Country Code / ASN blocks help somewhat, really depends on how aggressive you want to be.  Many of the bot blocks come out of US based residential groups so things can get ugly if you just block at the ASN level.

Connection and rate limiting in Nginx are also effective, but still have an impact on resources as as its still handling the traffic even if its 444 response.

Bots also love sending urls with printpage and prev_next links, a sure sign of crawler activity.  I use those as honeypots of sorts to say bu-bye.

I was often seeing 10-15K guests during a storm, I know for other sites this is trivial, but for my VPS it was just to much the bots could just roll through ip/24 or ip/20 as needed (some ipv4 some ipv6).

I was (am) using the PHPSESSION trick to detect bot activity as well, you will often see the same PHPSESSION being used across multiple IP's.  As I blocked on that over time, those started to not be included in the crawl links.  Ah the gift of AI.

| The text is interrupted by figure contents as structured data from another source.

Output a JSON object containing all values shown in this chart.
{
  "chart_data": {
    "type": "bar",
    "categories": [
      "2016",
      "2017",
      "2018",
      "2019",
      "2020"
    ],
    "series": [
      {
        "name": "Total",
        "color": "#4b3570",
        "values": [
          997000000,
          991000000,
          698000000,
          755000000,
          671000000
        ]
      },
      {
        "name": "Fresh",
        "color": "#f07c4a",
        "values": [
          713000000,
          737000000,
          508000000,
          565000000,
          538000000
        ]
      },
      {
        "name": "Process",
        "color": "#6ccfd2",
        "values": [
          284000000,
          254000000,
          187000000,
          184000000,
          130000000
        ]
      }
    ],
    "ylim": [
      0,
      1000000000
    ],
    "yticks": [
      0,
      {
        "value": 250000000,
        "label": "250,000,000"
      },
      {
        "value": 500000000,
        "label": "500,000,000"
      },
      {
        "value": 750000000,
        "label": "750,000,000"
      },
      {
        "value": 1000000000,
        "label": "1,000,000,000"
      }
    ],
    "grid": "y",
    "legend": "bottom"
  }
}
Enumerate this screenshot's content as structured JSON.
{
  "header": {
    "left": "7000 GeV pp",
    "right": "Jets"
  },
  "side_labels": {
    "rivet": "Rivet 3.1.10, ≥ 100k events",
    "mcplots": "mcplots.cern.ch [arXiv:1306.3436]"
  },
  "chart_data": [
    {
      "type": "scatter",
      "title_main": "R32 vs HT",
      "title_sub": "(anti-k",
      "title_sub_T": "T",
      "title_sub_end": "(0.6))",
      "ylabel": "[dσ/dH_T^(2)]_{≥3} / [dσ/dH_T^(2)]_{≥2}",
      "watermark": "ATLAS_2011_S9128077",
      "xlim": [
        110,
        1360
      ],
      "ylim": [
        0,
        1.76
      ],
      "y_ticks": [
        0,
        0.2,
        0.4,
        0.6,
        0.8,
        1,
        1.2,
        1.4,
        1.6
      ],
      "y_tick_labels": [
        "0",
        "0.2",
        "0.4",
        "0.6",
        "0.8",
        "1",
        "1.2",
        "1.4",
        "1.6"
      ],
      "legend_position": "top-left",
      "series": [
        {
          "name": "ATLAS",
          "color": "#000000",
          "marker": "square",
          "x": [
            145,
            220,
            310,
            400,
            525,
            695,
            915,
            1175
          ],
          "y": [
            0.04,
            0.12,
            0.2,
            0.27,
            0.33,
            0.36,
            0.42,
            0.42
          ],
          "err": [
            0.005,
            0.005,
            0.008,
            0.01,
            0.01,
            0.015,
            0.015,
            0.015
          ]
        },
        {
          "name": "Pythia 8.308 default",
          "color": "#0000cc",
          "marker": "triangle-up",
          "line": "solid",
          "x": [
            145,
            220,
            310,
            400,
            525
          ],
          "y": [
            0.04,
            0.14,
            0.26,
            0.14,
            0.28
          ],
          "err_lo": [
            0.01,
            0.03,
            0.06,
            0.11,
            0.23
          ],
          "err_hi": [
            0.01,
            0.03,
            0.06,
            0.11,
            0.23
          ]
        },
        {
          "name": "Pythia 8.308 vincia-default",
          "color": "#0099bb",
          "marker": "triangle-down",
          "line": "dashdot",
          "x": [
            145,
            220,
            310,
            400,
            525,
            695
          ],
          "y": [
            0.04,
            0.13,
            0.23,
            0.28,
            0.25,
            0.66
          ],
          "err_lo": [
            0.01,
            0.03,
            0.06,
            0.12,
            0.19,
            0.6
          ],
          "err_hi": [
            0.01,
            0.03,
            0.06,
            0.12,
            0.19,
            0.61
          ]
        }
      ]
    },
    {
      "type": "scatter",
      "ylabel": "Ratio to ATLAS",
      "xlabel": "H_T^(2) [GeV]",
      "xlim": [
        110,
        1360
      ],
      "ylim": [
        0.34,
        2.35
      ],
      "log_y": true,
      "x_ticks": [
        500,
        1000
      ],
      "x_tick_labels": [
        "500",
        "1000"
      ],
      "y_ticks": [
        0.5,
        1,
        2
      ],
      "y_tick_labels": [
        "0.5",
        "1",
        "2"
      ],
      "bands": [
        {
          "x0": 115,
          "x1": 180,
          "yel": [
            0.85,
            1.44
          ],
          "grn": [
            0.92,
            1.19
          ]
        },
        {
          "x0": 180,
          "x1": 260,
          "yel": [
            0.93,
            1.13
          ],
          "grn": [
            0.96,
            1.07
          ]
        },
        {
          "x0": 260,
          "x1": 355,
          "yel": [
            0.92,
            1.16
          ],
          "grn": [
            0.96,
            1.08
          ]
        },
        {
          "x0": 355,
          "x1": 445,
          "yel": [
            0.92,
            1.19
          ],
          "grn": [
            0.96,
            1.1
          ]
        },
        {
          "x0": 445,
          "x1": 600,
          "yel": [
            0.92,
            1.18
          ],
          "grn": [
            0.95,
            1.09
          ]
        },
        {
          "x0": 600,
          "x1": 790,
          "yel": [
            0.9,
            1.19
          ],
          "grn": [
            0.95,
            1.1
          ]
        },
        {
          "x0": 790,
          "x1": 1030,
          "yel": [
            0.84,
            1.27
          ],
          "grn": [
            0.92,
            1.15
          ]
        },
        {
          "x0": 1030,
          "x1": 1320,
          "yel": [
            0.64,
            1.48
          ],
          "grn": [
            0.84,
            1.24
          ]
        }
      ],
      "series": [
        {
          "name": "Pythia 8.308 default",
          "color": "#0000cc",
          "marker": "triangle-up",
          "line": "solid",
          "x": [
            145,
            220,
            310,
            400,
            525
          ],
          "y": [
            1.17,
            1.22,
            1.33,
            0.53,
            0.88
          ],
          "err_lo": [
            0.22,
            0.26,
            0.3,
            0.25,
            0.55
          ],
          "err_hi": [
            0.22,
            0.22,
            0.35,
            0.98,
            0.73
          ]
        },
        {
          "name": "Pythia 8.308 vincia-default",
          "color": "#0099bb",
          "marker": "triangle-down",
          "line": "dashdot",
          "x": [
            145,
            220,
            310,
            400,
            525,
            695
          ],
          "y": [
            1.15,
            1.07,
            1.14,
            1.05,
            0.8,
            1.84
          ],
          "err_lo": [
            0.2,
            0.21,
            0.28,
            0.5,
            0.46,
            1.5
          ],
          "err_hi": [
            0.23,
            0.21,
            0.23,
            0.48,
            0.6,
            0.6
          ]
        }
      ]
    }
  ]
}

Ultimately I ended up using Cloudflare and its free level reverse proxy.  I did not want to, you know you feel like you have been beat!  After enabling that and a few custom security rules I do not see more than 100 guests at a time, which is quite normal.  What is nice about the service is you can add Country/ASN blocks as wanted, and various security checks, like URL sniffs etc.  These requests are then dropped at the edge and your server never has to deal with any of that traffic.

If you do not want to fully block on a specific rule they do have two forms of challenges, the intrusive one with the annoying check box, and a passive one that checks for .... are cookies enabled? and is JS running?  I use the later, real users/guests are not impacted and bots fail.  They also have the appropriate allow rules for legit bots based on browser id and correct ASN for them.   One last aspect of this, once you have it enabled, you then only accept traffic from cloudflare IP's (and you know your own just in case LOL) as those are vetted queries.  Overall for me a massive reduction on site abuse. I still use crowdsec to further protect other areas, mail, ssh, ftp, etc but it has a lot less work to do.

All of this is not going to get better, the AI bots have access to what is essentially unlimited resources and will adapt on how to scrape a site down to its bones.